I. A dor da vida
Acorda com a cabeça pesada e o corpo cansado,
Senta na beirada da cama pra pôr as ideias no lugar.
Levanta devagar e calça os chinelos,
Vai tropeçando até o banheiro,
Se olha no espelho.
Pelo que podia enxergar:
Cabelos desgrenhados,
Rosto amassado,
Inchado e feio.
Talvez fosse menos doloroso se não pudesse vê-lo.
Reprime um choro.
Escova os dentes e sai dali rapidamente.
Na cozinha seu reflexo está em todos os lugares:
Nos vidros da janela,
Nas colheres,
E até no brilho da panela
Que desejou não saber lavar tão bem.
Mais um talento inútil
Daqueles que todo mundo tem.
No reflexo da geladeira pôde ver
Seu corpo torto,
Roupas desalinhadas,
Amassadas...
Um aspecto doentio e feio.
Passa a manteiga no pão e sai dali rapidamente.

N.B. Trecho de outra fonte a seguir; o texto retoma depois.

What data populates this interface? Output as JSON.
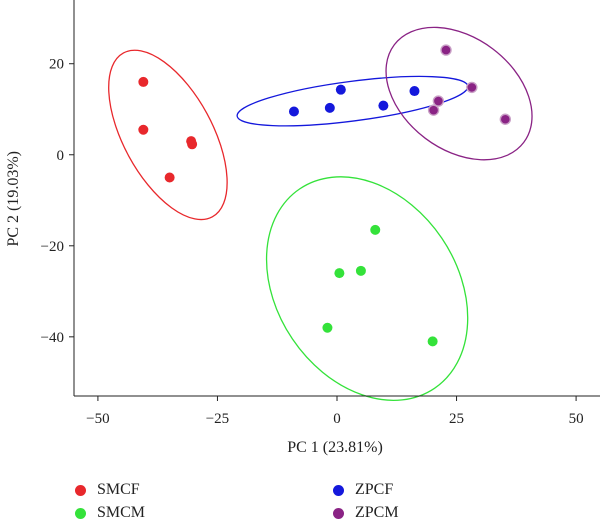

Livre de reflexos, na sala, poderia finalmente descansar.
Ligou então a televisão pra se distrair.
Doce ilusão.
Pessoas bonitas à exaustão.
Perdeu a fome.
Se entregou.
O desânimo venceu.
II. A dor da Morte.
Assim, como em todos os outros dias
Seu rosto, reflexo distorcido,
Tornava um inferno sua existência.
Sua alma gritava por clemência.
Aprisionada em um corpo torto,
Coberto de imperfeição.
E diante de toda aquela dor, eis que veio a solução!
Que era um problema também,
Mas na hora do desespero não pensava em mais ninguém.
O remédio que cura a doença,
Respeita o que é feio e deixa tudo em seu lugar,
Mas todos os remédios juntos poderiam lhe ajudar.
Então se medicou e seu mundo girou...
Depois veio
A paz tão desejada,
O alívio daquela alma
Que finalmente se libertava da sina cruel que a Vida lhe dera.
A Morte assistia à cena calada,
Com pesar,
Pela bela alma que levaria do mundo.
E quando o corpo se calou,
A alma gritou em festa!
Bela, jovem, limpa.
Pena que o corpo não percebeu,
Pena que o corpo não lhe agradeceu...
O que havia por dentro, agradava o bom coração,
Mas o que havia por fora, não.
Carregando a alma tão leve, a Morte entristeceu
Levava algo delicado, cedo demais.
Uma lágrima lhe veio,
Porque aquela alma tão bonita habitava um corpo feio.